Strange concludes that there is a failure in finding an alternative to the Westphalian system, she proposes religion as an alternative (Strange, 1999). Mendelsohn discusses religion as an organising principle for state-based logic and world politics in his article ‘God vs Westphalia’ (Mendelsohn, 2012). Previously religion played a fundamental role in carving the political landscape, but religion moved to a secondary position but remained an alternative way of organising world politics (Mendelsohn, 2012). He concludes in this article that although religion may not be the best way of organising world politics due to the many conflicting views in the area, we should embrace the diverse agents and various ways that may be involved in the course of change (Mendelsohn, 2012).
Strange presents the failures of the Westphalian system in her article and it has allowed the reader to think of the contribution of state-centrism to these failures. States do not have the ability to control banks or lenders internationally or have an input on how business is run in other states where banks are run, and money is invested in a state-centric manner without thought to consequences in the global market. Two thousand and eight saw these consequences in the form of a Global Financial Crisis. Each state contributes to the pollution of the environment some contribute more significantly than others as they think of their state’s interests of growth and development without consideration given to the other states it is affecting with acid rain, climate change or rising sea levels. There is a major divide between the developed and underdeveloped countries of the world, if states view this divide in a state-centric way then there could be detrimental effects for the deprived populations of these underdeveloped countries.

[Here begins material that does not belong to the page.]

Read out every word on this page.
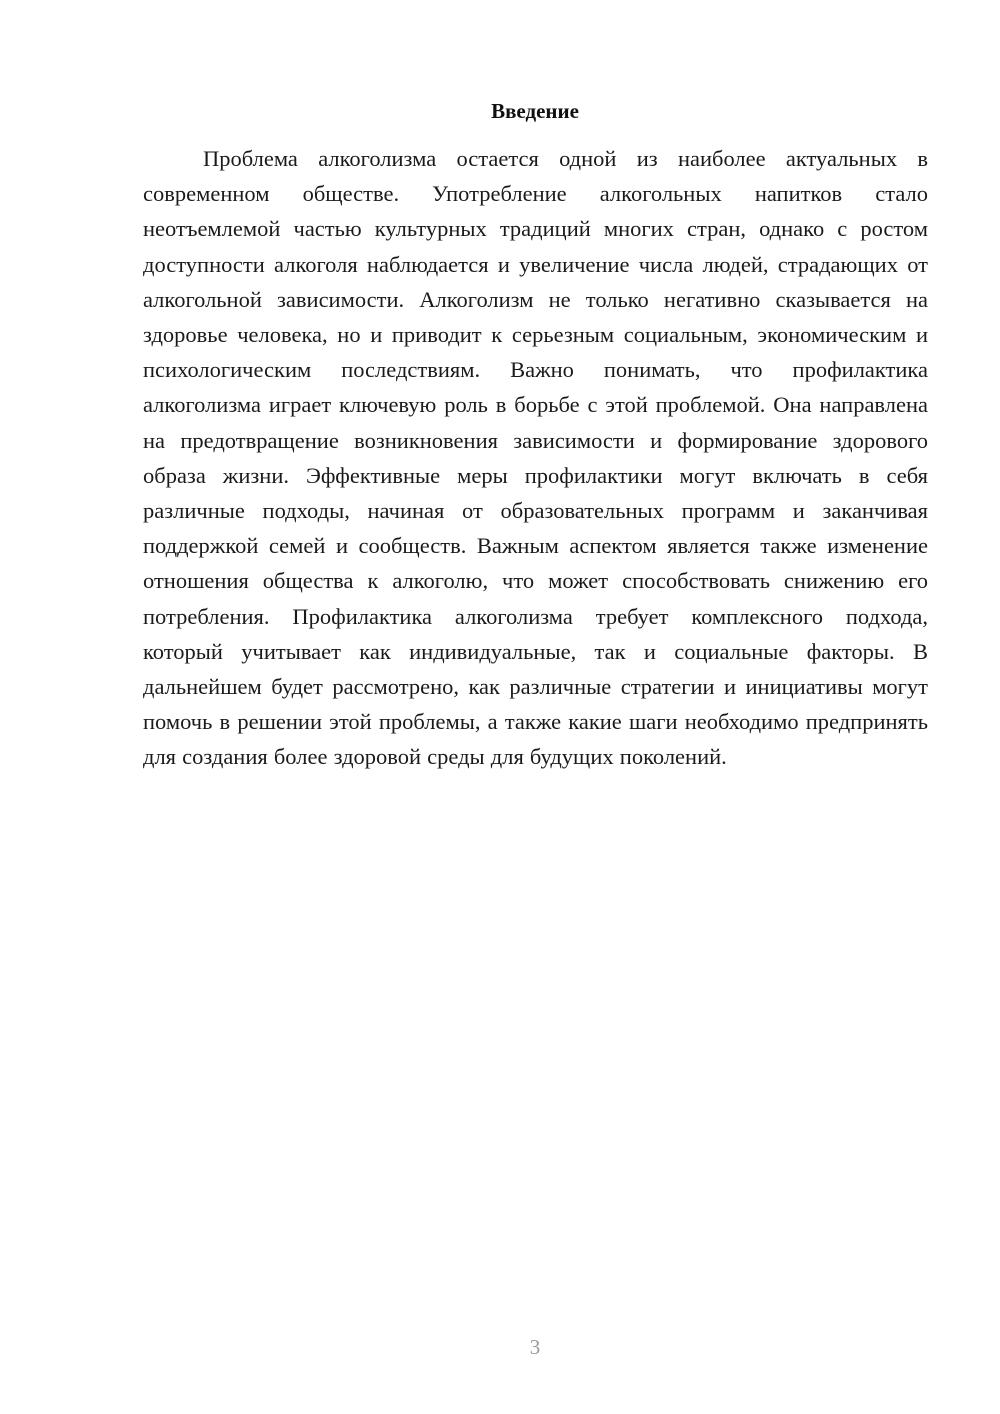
Введение

Проблема алкоголизма остается одной из наиболее актуальных в современном обществе. Употребление алкогольных напитков стало неотъемлемой частью культурных традиций многих стран, однако с ростом доступности алкоголя наблюдается и увеличение числа людей, страдающих от алкогольной зависимости. Алкоголизм не только негативно сказывается на здоровье человека, но и приводит к серьезным социальным, экономическим и психологическим последствиям. Важно понимать, что профилактика алкоголизма играет ключевую роль в борьбе с этой проблемой. Она направлена на предотвращение возникновения зависимости и формирование здорового образа жизни. Эффективные меры профилактики могут включать в себя различные подходы, начиная от образовательных программ и заканчивая поддержкой семей и сообществ. Важным аспектом является также изменение отношения общества к алкоголю, что может способствовать снижению его потребления. Профилактика алкоголизма требует комплексного подхода, который учитывает как индивидуальные, так и социальные факторы. В дальнейшем будет рассмотрено, как различные стратегии и инициативы могут помочь в решении этой проблемы, а также какие шаги необходимо предпринять для создания более здоровой среды для будущих поколений.

3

There is a reciprocal relationship between states, domestic politics and international politics are related now more than ever. Globalisation has aided in the attempts at mending the failures of the Westphalian system through its interconnectedness at international conferences like the G20 Summit, UN Climate along with founding and maintaining of the non-governmental organisations such as the United Nations, the International Monetary fund and the World Trade Organisation. Globalisation calls state-centrism into question as contemporary globalisation poses a crucial challenge to the Westphalian ideal of sovereign statehood and consequently is changing the world (Baylis, Smith and Owens, 2017). State autonomy is also being confronted as it has become further ingrained in frameworks of regional and global governance (Baylis, Smith and Owens, 2017). Many cross-border activities are in the realm of private organisations like international firms or transpire on terrains where it is infamously difficult for states to act adequately such as international capital markets (Brown and Ainley, 2009). Hyperglobalists have argued that globalisation will eventually lead to the demise of the sovereign nation-state as global forces debilitate the capabilities of governments to manage or even ensure the security of their own economies and citizens (Ohmae, 1995; Scholte, 2000 as cited in Baylis, Smith and Owens, 2017). State-centrism is one way of looking at international relations, however, there are many connections between states which I have outlined in this essay along with the difficulty of isolating a state from the rest of the states in the system, as they are now heavily intertwined due to globalisation.